Requires python 3.11 or later.

pip install leakrfc

Build a dataset

leakrfc stores metadata for the files that then refers to the actual source files.

For example, take this public file listing archive: https://data.ddosecrets.com/Patriot%20Front/patriotfront/2021/Organizational%20Documents%20and%20Notes/

Crawl these documents into a dataset:

leakrfc -d ddos_patriotfront crawl "https://data.ddosecrets.com/Patriot%20Front/patriotfront/2021/Organizational%20Documents%20and%20Notes"

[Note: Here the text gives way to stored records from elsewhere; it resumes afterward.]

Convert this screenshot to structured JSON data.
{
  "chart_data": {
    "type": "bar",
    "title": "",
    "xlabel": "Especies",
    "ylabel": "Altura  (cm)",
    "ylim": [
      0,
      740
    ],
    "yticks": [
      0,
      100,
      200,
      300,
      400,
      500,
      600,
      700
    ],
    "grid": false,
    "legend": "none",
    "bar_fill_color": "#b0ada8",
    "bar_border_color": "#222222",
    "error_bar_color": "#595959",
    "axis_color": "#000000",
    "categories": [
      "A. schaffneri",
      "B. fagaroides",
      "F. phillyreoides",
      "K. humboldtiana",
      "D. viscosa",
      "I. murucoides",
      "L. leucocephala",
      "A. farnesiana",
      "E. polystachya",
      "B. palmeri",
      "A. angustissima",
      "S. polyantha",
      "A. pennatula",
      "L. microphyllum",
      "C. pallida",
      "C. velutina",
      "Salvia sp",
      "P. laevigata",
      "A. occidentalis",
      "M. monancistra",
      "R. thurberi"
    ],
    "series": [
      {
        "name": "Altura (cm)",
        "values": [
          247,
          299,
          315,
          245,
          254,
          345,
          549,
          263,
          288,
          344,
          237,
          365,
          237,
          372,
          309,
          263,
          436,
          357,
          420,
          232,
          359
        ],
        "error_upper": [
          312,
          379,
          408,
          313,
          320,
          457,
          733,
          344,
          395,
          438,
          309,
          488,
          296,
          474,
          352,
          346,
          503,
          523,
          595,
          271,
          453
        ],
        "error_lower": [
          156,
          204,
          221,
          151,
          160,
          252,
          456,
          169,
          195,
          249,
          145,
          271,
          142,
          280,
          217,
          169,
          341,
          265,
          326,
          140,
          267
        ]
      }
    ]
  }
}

The metadata and source files are now stored in the archive (./data by default).

Inspect files and archive

All metadata and other information lives in the ddos_patriotfront/.leakrfc subdirectory. Files are keyed and accessible by their (relative) path.

Retrieve file metadata:

leakrfc -d ddos_patriotfront head Event.pdf

Retrieve actual file blob:

leakrfc -d ddos_patriotfront get Event.pdf > Event.pdf

Show all files metadata present in the dataset archive:

leakrfc -d ddos_patriotfront ls

Show only the file paths:

leakrfc -d ddos_patriotfront ls --keys

Show only the checksums (sha1 by default):

leakrfc -d ddos_patriotfront ls --checksums

Tracking changes

The make command (re-)generates the datasets metadata.

Delete a file:

rm ./data/ddos_patriotfront/Event.pdf

Now regenerate:

leakrfc -d ddos_patriotfront make

The result output will indicate that 1 file was deleted.

configure storage

storage_config:
  uri: s3://my_bucket
  backend_kwargs:
    endpoint_url: https://s3.example.org
    aws_access_key_id: ${AWS_ACCESS_KEY_ID}
    aws_secret_access_key: ${AWS_SECRET_ACCESS_KEY}

dataset config.yml

Follows the specification in ftmq.model.Dataset:

name: my_dataset #  also known as "foreign_id"
title: An awesome leak
description: >
  Incidunt eum asperiores impedit. Nobis est dolorem et quam autem quo. Name
  labore sequi maxime qui non voluptatum ducimus voluptas. Exercitationem enim
  similique asperiores quod et quae maiores. Et accusantium accusantium error
  et alias aut omnis eos. Omnis porro sit eum et.
updated_at: 2024-09-25
index_url: https://static.example.org/my_dataset/index.json
# add more metadata

leakrfc: # see above